Although exploratory, our results suggest that fear of movement, pain catastrophizing and possibly self-efficacy for symptom management, are associated with physical activity behaviour, and therefore we speculate that efforts to increase walking behaviour in this patient population might be enhanced by strategies aimed at reducing fear of movement and pain catastrophizing, and improving self-efficacy for symptom management. There is evidence that specific pain neurophysiology education can reduce pain catastrophizing and increase knowledge about pain in people with chronic pain [46]. One of the primary aims of such education is to reconceptualise thinking about pain, away from the belief that “hurt” always equates to “physical harm”. Whether pain neurophysiology education subsequently increases physical activity levels has not yet been studied. Other psychological interventions may also be beneficial. Pain coping skills training, a form of cognitive behavioural therapy, has been investigated in people with knee OA. Bennell, et al. [47] found that pain coping skills training reduced pain catastrophizing but did not increase general physical activity levels unless it was combined with a structured exercise program. Further clinical trials are needed to investigate whether improvements in these psychological parameters mediate improvements in physical activity levels following targeted interventions.

Our study has several limitations. First, as this is a cross-sectional study, we cannot establish the temporal relationship between the psychological characteristics and physical activity levels. It is possible that being more physically active might lead to lower fear of movement and pain catastrophizing. The causal relationship needs to be investigated in randomized controlled trials. Second, we enrolled people classified as sedentary or insufficiently physically active based on the Active Australia Survey [19], a self-report instrument. This could have potentially constrained our ability to detect relationships in those with higher physical activity levels. However, based on our objective measure of physical activity, the average number of daily steps of the participants was indeed relatively high, around 8000. This would normally be deemed “somewhat active” [48]. A possible reason why participants had higher steps/day than expected is that wearing an accelerometer to measure daily steps might motivate participants to be more physically active. This limitation might confound true relationships between psychological status and physical activity levels. Third, participants were recruited for a clinical trial investigating an intervention that included physical activity. As such, results may not necessarily generalize to all people with knee OA as psychological characteristics may differ in those who volunteer for research of this nature.

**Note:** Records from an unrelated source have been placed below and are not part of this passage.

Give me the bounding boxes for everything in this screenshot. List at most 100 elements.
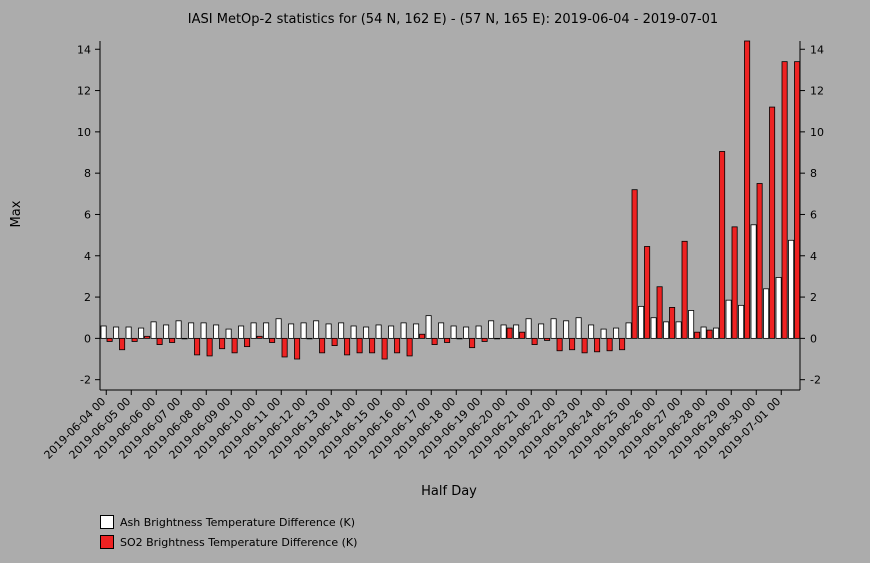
so2-bar xyxy=(719,151,726,339)
ash-bar xyxy=(663,321,670,339)
legend-item-ash: Ash Brightness Temperature Difference (K… xyxy=(100,512,357,532)
so2-bar xyxy=(419,333,426,339)
y-tick-label-left: 12 xyxy=(77,85,91,98)
so2-bar xyxy=(306,337,313,340)
ash-bar xyxy=(700,326,707,339)
so2-bar xyxy=(156,337,163,345)
so2-bar xyxy=(406,337,413,357)
ash-bar xyxy=(650,317,657,339)
legend-label-so2: SO2 Brightness Temperature Difference (K… xyxy=(120,535,358,549)
so2-bar xyxy=(694,331,701,339)
y-tick-label-left: 4 xyxy=(84,250,91,263)
so2-bar xyxy=(481,337,488,342)
so2-bar xyxy=(206,337,213,357)
so2-bar xyxy=(469,337,476,349)
ash-bar xyxy=(450,325,457,339)
so2-bar xyxy=(681,240,688,339)
ash-bar xyxy=(500,324,507,339)
so2-bar xyxy=(256,335,263,339)
so2-bar xyxy=(444,337,451,343)
so2-bar xyxy=(519,331,526,339)
y-tick-label-right: 12 xyxy=(810,85,824,98)
ash-bar xyxy=(438,322,445,339)
y-tick-label-right: 14 xyxy=(810,43,824,56)
ash-bar xyxy=(750,224,757,339)
so2-bar xyxy=(219,337,226,350)
ash-bar xyxy=(425,315,432,339)
y-tick-label-right: 6 xyxy=(810,208,817,221)
ash-bar xyxy=(375,324,382,339)
so2-bar xyxy=(281,337,288,358)
so2-bar xyxy=(656,286,663,339)
ash-bar xyxy=(638,305,645,339)
y-tick-label-right: 10 xyxy=(810,126,824,139)
so2-bar xyxy=(594,337,601,353)
ash-bar xyxy=(550,318,557,339)
ash-bar xyxy=(175,320,182,339)
so2-bar xyxy=(731,226,738,339)
so2-bar xyxy=(644,246,651,339)
so2-bar xyxy=(119,337,126,351)
ash-bar xyxy=(413,323,420,339)
so2-bar xyxy=(394,337,401,354)
legend: Ash Brightness Temperature Difference (K… xyxy=(100,512,357,552)
ash-bar xyxy=(725,299,732,339)
ash-bar xyxy=(200,322,207,339)
ash-bar xyxy=(275,318,282,339)
so2-bar xyxy=(781,61,788,339)
y-tick-label-left: 8 xyxy=(84,167,91,180)
so2-bar xyxy=(769,106,776,339)
so2-bar xyxy=(431,337,438,345)
ash-bar xyxy=(513,324,520,339)
ash-bar xyxy=(588,324,595,339)
ash-bar xyxy=(300,322,307,339)
so2-bar xyxy=(606,337,613,352)
ash-bar xyxy=(113,326,120,339)
y-tick-label-left: 10 xyxy=(77,126,91,139)
ash-bar xyxy=(713,327,720,339)
so2-bar xyxy=(794,61,801,339)
ash-bar xyxy=(138,327,145,339)
so2-bar xyxy=(581,337,588,354)
ash-bar xyxy=(338,322,345,339)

The main strength of this study is that we described the association between the amount of objectively-recorded physical activity and psychological outcomes, and included multiple psychological constructs. Previous studies in OA assessed physical activity using self-report physical activity questionnaires, which lack demonstrated reliability and validity [49].

Conclusions

The results of our study revealed that physical activity level, as indicated by the average number of steps per day, may be associated with fear of movement, pain catastrophizing and possibly self-efficacy for symptom management in people with knee OA, although the changes in the number of steps per day associated with changes in these variables may be small. It may be hypothesized that strategies to improve these psychological characteristics may be useful in enhancing physical activity behaviours, although this hypothesis needs testing given the cross-sectional design and exploratory nature of this study.